Georgia lawmakers pushed through dozens of bills in a swift conclusion to their 2022 session on Monday, offering a tax cut and banning teaching about “dividing concepts” in schools. But lawmakers failed to take a step that could have required physical exams before a woman could be prescribed abortion pills, rejected an expansion of gambling and denied a further pay rise for themselves. Some key proposals have already been passed, including a mental health reform measure, a relaxation of gun laws and a bill allowing parents to remove their children from school mask mandates. Other measures died earlier, including a bill that would increase penalties for unlawful acts during protests and an attempt to regulate social media.
MENTAL HEALTH: House Bill 1013 seeks to require insurers to pay for mental health and addiction treatment the same way they pay for other health care. The measure also allows a police officer to take someone in for an evaluation after getting permission from a doctor, instead of arresting them for a crime.
GASOLINE TAX DAY: Bill 304, signed into law, suspended state fuel taxes through May 31, including a levy of 29.1 cents per gallon for gasoline and 32.6 cents per gallon for diesel. Suspending collections could take more than $400 million away from road construction. The governor plans to use some of last year’s surplus to replace the cash.
INCOME TAX REDUCTION: The House and Senate agreed to create what would be an eventual state income tax at 4.99% in House Bill 1437. The rate would be implemented in stages over a number of years, depending on income.
TRANSGENDER ATHLETES: The Georgia High School Association would be allowed to bar transgender boys and girls from playing on public school sports teams that match their gender identity under Bill 1084.

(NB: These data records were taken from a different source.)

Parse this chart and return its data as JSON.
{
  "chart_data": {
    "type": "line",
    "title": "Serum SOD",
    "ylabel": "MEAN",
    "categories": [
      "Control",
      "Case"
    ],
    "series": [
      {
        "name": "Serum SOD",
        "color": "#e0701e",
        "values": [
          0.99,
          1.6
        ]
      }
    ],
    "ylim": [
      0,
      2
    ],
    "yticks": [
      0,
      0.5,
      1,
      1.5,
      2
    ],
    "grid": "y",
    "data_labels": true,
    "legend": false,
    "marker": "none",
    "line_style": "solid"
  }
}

CRITICAL RACE THEORY: House Bill 1084 would ban the teaching of certain racial concepts that Republicans say are divisive. Opponents say the measure would scare teachers away from honest classroom discussion about race in history and the present.
INCOME TAX REFUNDS: Bill 1302, signed into law, provides $1.1 billion in income tax refunds, including $250 to single filers, $375 to single adults who lead a household with dependents and $500 to married couples filing jointly.
VACCINE MANDATE: Senate Bill 345 would prevent state agencies and local governments from requiring COVID-19 vaccines.
FIREARMS IN PUBLIC: Senate Bill 319 would abolish Georgia’s background check and license requirement to carry a handgun in public. Republicans say it violates Second Amendment gun rights for people who must apply for a license and pay a fee, usually around $75.
VOTE: Senate Bill 441 would allow the Georgia Bureau of Investigation to investigate voter fraud.
PARENTS’ STATEMENT OF RIGHTS: House Bill 1178 would put into one law a number of parental rights that already exist, including saying that parents have the right to review all classroom materials.
MASKS IN SCHOOLS: Senate Bill 514, already signed into law, will allow parents to exclude their children from mask mandates.
SCHOLARSHIP TAX CREDITS: House Bill 517 would increase tax credits available to private scholarship organizations from $100 million to $120 million.
RIGHT TO FARM: House Bill 1150 would strengthen protections for farmers from nuisance lawsuits brought by neighbors for issues such as odor, shielding them from most lawsuits after two years of operation.
SCHOOL RECEIVABLES: Bill 1283 would require daily recess for all public school children in grades K-5.
LEGISLATIVE PENSIONS: Legislative pensions would increase by about 40% under Bill 824.
GAMBLING: Senate Resolution 135 would have legalized all forms of gambling – including sports betting, horse racing and casinos – if voters had approved a constitutional amendment. Senate Bill 142 would have regulated sports betting. The resolution was amended to reduce timber taxes.
ABORTION PILLS: Senate Bill 456 would have required a woman to undergo a medical exam and ultrasound in person before she could be prescribed abortion pills.
LEGISLATIVE COMPENSATION: The salary of Georgia’s 180 House members and 56 senators would have reached 50% of the state’s median household income, up to about $30,000, under a constitutional amendment proposed by the House Resolution 842.
MEDICAL MARIJUANA: House Bill 1425 would have changed the way licenses are granted under the state’s medical marijuana program in an effort to reinvigorate a licensing process tied to legal issues.
FELONY BAIL: Senate Bill 504 would have required cash bail for a judge to release from jail anyone charged with a crime.
PROTESTS: Senate Bill 171 would have required a permit for any gathering, increased criminal penalties for protests, made it a crime to block a highway or deface a monument, let people sue local governments if protests became violent and made it legal for someone to run over someone else fleeing a protest if the fleeing person believed their life was in danger.
SOCIAL MEDIA REGULATION: Senate Bill 393 sought to prohibit social media platforms from removing or censoring content.